“Je moet een beetje boos worden Marije, graaf, graaf”! De coach staat op de rand van de boksring als hij dit roept en ik graaf, braaf, naar het onmiskenbare eelt op mijn ziel. Ik moet inderdaad het vuurtje opstoken om met deze vermoeidheid mijn pit te behouden. Een kortte jab en een stevige rechtse landen op het gezicht van de roodharige jongen van middelgroot postuur die via Onefit in onze les terecht kwam. Zijn gezicht valt opzij onder mijn vuist, zoals in de film wanneer er op dramatische wijze, in slow motion, water uit de mond van de tegenstander vliegt.
De slomo stopt, nog twee harde body shots, net onder zijn ribben, in real time, misschien iets versneld. “Goed zo” zegt hij, ook de coach is tevreden. De bel gaat, de ronde is voorbij. Mijn ademhaling zit hoog, mijn hartslag nog veel hoger en mijn ogen vullen zich met tranen. Geen tranen die ik door omhoog te kijken of te slikken terug kan sturen. Een krachtige stroom breekt door de dammen, er is niets meer aan te houden. Ik zal hier nu janken als een klein kind, voor deze groep met onbekenden en mijn coach. Ik ben niet verdrietig, ik heb geen pijn. Iets in mij vindt een weg naar buiten, iets dat blijkbaar van heel erg diep moest komen.
De coach zegt nogmaals “goed zo, dit is mooi. Dit is goed en het is normaal. Jij laat het tenminste toe, dat kan niet iedereen en dit gaat je zo sterk maken. Het is zo mooi dat dit nu gebeurt en niet straks tijdens je wedstrijd, dat het je dan overvalt. Nu heb je tijd om te leren werken met je emoties!”
Nooit had ik, toen ik begon aan een sportief traject, gedacht hoeveel dit met me zou doen, hoe het me zou inspireren, activeren, motiveren, hoe het mijn leven, waarschijnlijk voor altijd, zou veranderen. En hoe ik blijkbaar mijn tranen zou laten vloeien. Liters. Bloed, zweet en echte tranen.
Er zijn weinig dingen die zo oer zijn, het Engelse woord “primal” vangt dat nog veel beter vind ik, als vechten.

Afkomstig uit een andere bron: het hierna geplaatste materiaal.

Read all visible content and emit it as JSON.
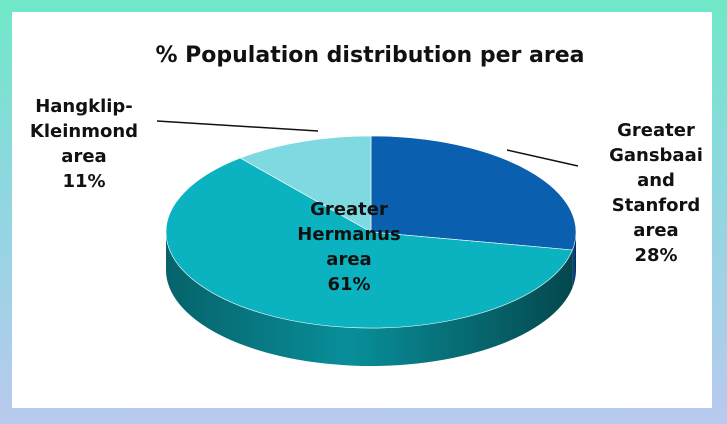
{
  "chart_data": {
    "type": "pie",
    "title": "% Population distribution per area",
    "three_d": true,
    "slices": [
      {
        "lines": [
          "Greater",
          "Gansbaai",
          "and",
          "Stanford",
          "area"
        ],
        "percent_label": "28%",
        "value": 28,
        "color": "#0a5faf"
      },
      {
        "lines": [
          "Greater",
          "Hermanus",
          "area"
        ],
        "percent_label": "61%",
        "value": 61,
        "color": "#0bb3c0"
      },
      {
        "lines": [
          "Hangklip-",
          "Kleinmond",
          "area"
        ],
        "percent_label": "11%",
        "value": 11,
        "color": "#7fd9e0"
      }
    ],
    "legend": "none"
  }
}
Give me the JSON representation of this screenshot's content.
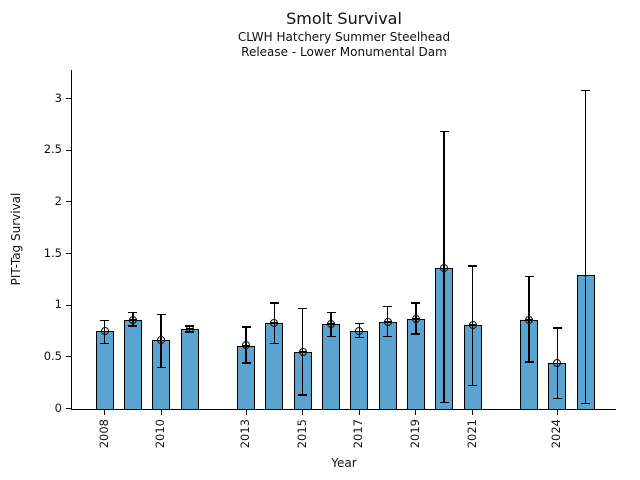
{
  "chart_data": {
    "type": "bar",
    "title": "Smolt Survival",
    "subtitle": [
      "CLWH Hatchery Summer Steelhead",
      "Release - Lower Monumental Dam"
    ],
    "xlabel": "Year",
    "ylabel": "PIT-Tag Survival",
    "ylim": [
      0,
      3.28
    ],
    "xlim": [
      2006.8,
      2026.1
    ],
    "grid": false,
    "legend": null,
    "bar_color": "#5BA3D0",
    "edge_color": "#000000",
    "yticks": [
      "0",
      "0.5",
      "1",
      "1.5",
      "2",
      "2.5",
      "3"
    ],
    "xtick_years": [
      2008,
      2010,
      2013,
      2015,
      2017,
      2019,
      2021,
      2024
    ],
    "missing_years": [
      2012,
      2022
    ],
    "points": [
      {
        "year": 2008,
        "value": 0.75,
        "ci_low": 0.63,
        "ci_high": 0.85,
        "marker": true
      },
      {
        "year": 2009,
        "value": 0.86,
        "ci_low": 0.8,
        "ci_high": 0.93,
        "marker": true
      },
      {
        "year": 2010,
        "value": 0.66,
        "ci_low": 0.4,
        "ci_high": 0.91,
        "marker": true
      },
      {
        "year": 2011,
        "value": 0.77,
        "ci_low": 0.74,
        "ci_high": 0.8,
        "marker": true
      },
      {
        "year": 2013,
        "value": 0.61,
        "ci_low": 0.44,
        "ci_high": 0.79,
        "marker": true
      },
      {
        "year": 2014,
        "value": 0.83,
        "ci_low": 0.63,
        "ci_high": 1.02,
        "marker": true
      },
      {
        "year": 2015,
        "value": 0.55,
        "ci_low": 0.13,
        "ci_high": 0.97,
        "marker": true
      },
      {
        "year": 2016,
        "value": 0.82,
        "ci_low": 0.7,
        "ci_high": 0.93,
        "marker": true
      },
      {
        "year": 2017,
        "value": 0.75,
        "ci_low": 0.69,
        "ci_high": 0.82,
        "marker": true
      },
      {
        "year": 2018,
        "value": 0.84,
        "ci_low": 0.7,
        "ci_high": 0.99,
        "marker": true
      },
      {
        "year": 2019,
        "value": 0.87,
        "ci_low": 0.72,
        "ci_high": 1.02,
        "marker": true
      },
      {
        "year": 2020,
        "value": 1.36,
        "ci_low": 0.06,
        "ci_high": 2.68,
        "marker": true
      },
      {
        "year": 2021,
        "value": 0.81,
        "ci_low": 0.22,
        "ci_high": 1.38,
        "marker": true
      },
      {
        "year": 2023,
        "value": 0.86,
        "ci_low": 0.45,
        "ci_high": 1.28,
        "marker": true
      },
      {
        "year": 2024,
        "value": 0.44,
        "ci_low": 0.1,
        "ci_high": 0.78,
        "marker": true
      },
      {
        "year": 2025,
        "value": 1.29,
        "ci_low": 0.05,
        "ci_high": 3.08,
        "marker": false
      }
    ]
  }
}
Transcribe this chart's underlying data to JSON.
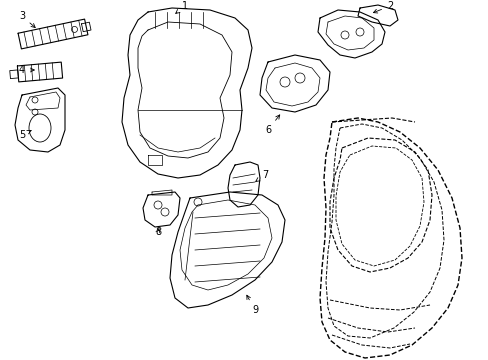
{
  "background_color": "#ffffff",
  "line_color": "#000000",
  "fig_width": 4.89,
  "fig_height": 3.6,
  "dpi": 100
}
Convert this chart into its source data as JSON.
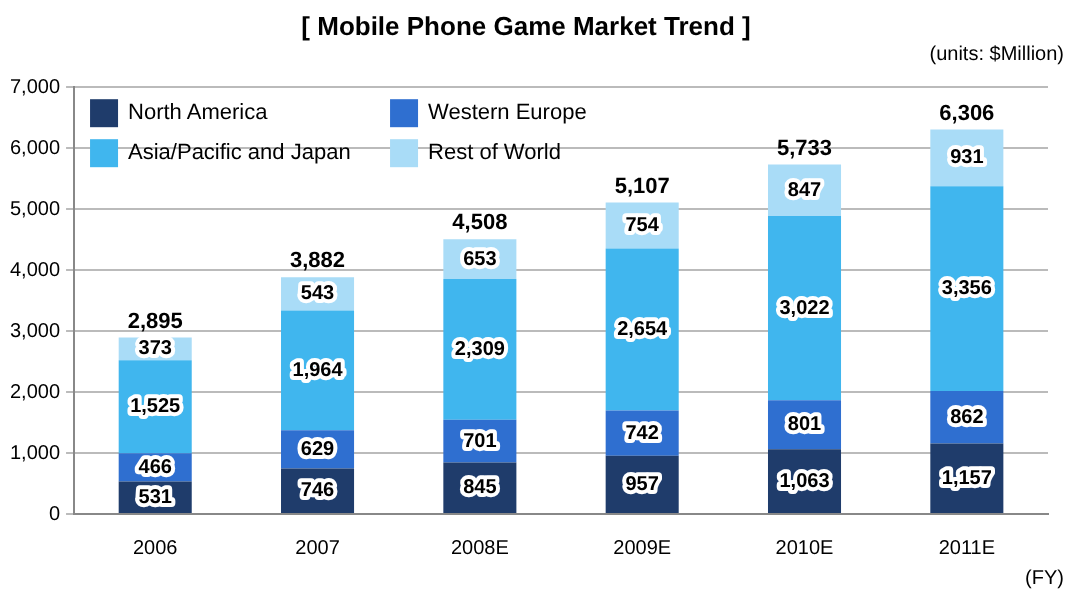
{
  "chart_data": {
    "type": "bar",
    "title": "[ Mobile Phone Game Market Trend ]",
    "categories": [
      "2006",
      "2007",
      "2008E",
      "2009E",
      "2010E",
      "2011E"
    ],
    "stacked": true,
    "series": [
      {
        "name": "North America",
        "color": "#1f3c6b",
        "values": [
          531,
          746,
          845,
          957,
          1063,
          1157
        ],
        "value_labels": [
          "531",
          "746",
          "845",
          "957",
          "1,063",
          "1,157"
        ]
      },
      {
        "name": "Western Europe",
        "color": "#2f6fd0",
        "values": [
          466,
          629,
          701,
          742,
          801,
          862
        ],
        "value_labels": [
          "466",
          "629",
          "701",
          "742",
          "801",
          "862"
        ]
      },
      {
        "name": "Asia/Pacific and Japan",
        "color": "#40b6ee",
        "values": [
          1525,
          1964,
          2309,
          2654,
          3022,
          3356
        ],
        "value_labels": [
          "1,525",
          "1,964",
          "2,309",
          "2,654",
          "3,022",
          "3,356"
        ]
      },
      {
        "name": "Rest of World",
        "color": "#a9dcf7",
        "values": [
          373,
          543,
          653,
          754,
          847,
          931
        ],
        "value_labels": [
          "373",
          "543",
          "653",
          "754",
          "847",
          "931"
        ]
      }
    ],
    "totals": [
      "2,895",
      "3,882",
      "4,508",
      "5,107",
      "5,733",
      "6,306"
    ],
    "ylim": [
      0,
      7000
    ],
    "yticks": [
      0,
      {
        "value": 1000,
        "label": "1,000"
      },
      {
        "value": 2000,
        "label": "2,000"
      },
      {
        "value": 3000,
        "label": "3,000"
      },
      {
        "value": 4000,
        "label": "4,000"
      },
      {
        "value": 5000,
        "label": "5,000"
      },
      {
        "value": 6000,
        "label": "6,000"
      },
      {
        "value": 7000,
        "label": "7,000"
      }
    ],
    "grid": "y",
    "legend": "top left",
    "annotations": [
      "(units: $Million)",
      "(FY)"
    ]
  }
}
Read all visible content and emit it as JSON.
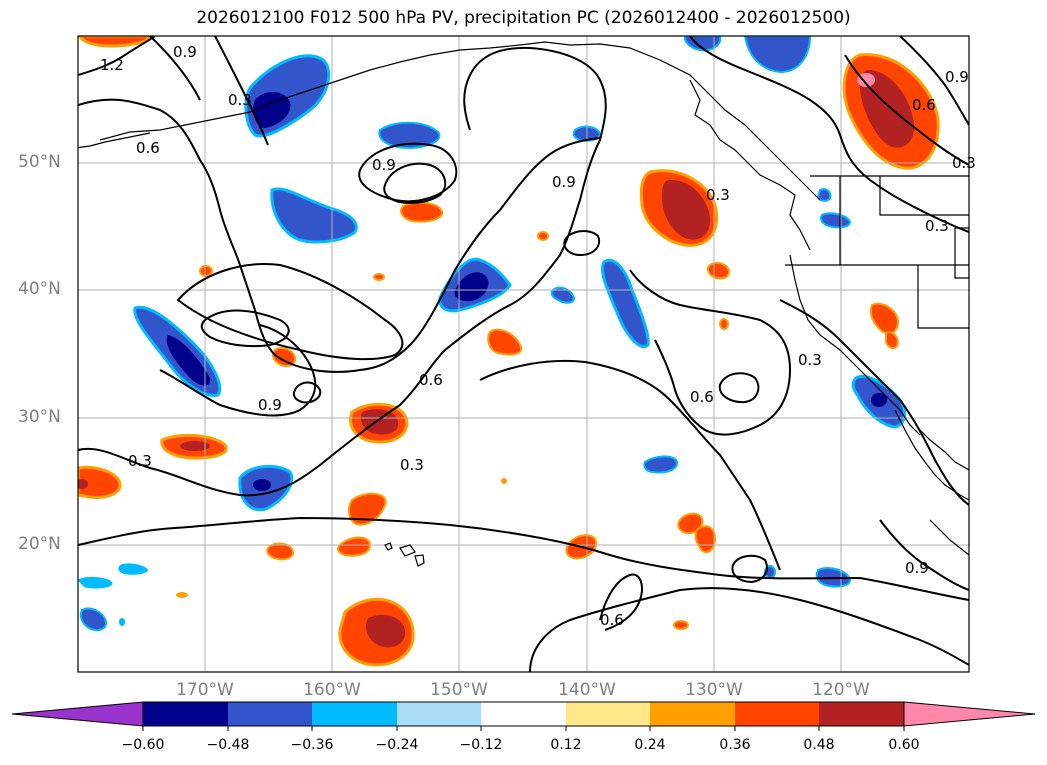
{
  "title": "2026012100 F012 500 hPa PV, precipitation PC (2026012400 - 2026012500)",
  "axes": {
    "lat_labels": [
      "50°N",
      "40°N",
      "30°N",
      "20°N"
    ],
    "lon_labels": [
      "170°W",
      "160°W",
      "150°W",
      "140°W",
      "130°W",
      "120°W"
    ]
  },
  "contour_labels": [
    "1.2",
    "0.9",
    "0.3",
    "0.6",
    "0.9",
    "0.9",
    "0.3",
    "0.9",
    "0.6",
    "0.3",
    "0.3",
    "0.6",
    "0.3",
    "0.6",
    "0.3",
    "0.3",
    "0.9",
    "0.6",
    "0.9"
  ],
  "colorbar": {
    "ticks": [
      "−0.60",
      "−0.48",
      "−0.36",
      "−0.24",
      "−0.12",
      "0.12",
      "0.24",
      "0.36",
      "0.48",
      "0.60"
    ],
    "colors": [
      "#9933cc",
      "#00008b",
      "#3355cc",
      "#00bbff",
      "#aaddf8",
      "#ffffff",
      "#ffe88a",
      "#ffa000",
      "#ff4500",
      "#b22222",
      "#ff88aa"
    ]
  },
  "colors": {
    "positive_core": "#b22222",
    "positive_mid": "#ff4500",
    "positive_edge": "#ffa000",
    "negative_core": "#00008b",
    "negative_mid": "#3355cc",
    "negative_edge": "#00bbff",
    "grid": "#b0b0b0",
    "axis_label": "#808080"
  }
}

Hoe lief of zacht ook, ieder mens heeft ergens een strijder in zich, en te leren werken met een stuk dat we binnen maatschappelijke normen zo moeten verdringen, voelt heel bijzonder. “Agressie is verkeerd”, wordt ons een heel leven aangeleerd. Maar het is evengoed een emotie en om dat ongetemde deel de ruimte te mogen geven in de ring, juist ook als vrouw, voelt vreselijk bevrijdend. Zo puur. En dat maakt iets los.
Deze week krijg ik te horen of ik me mag voorbereiden op de bokswedstrijd in juni, of dat het beter is om aan december te denken. Het bericht hierover maakte me behoorlijk zenuwachtig. Ik wil juni, maar het is ook ineens heel snel en heel echt.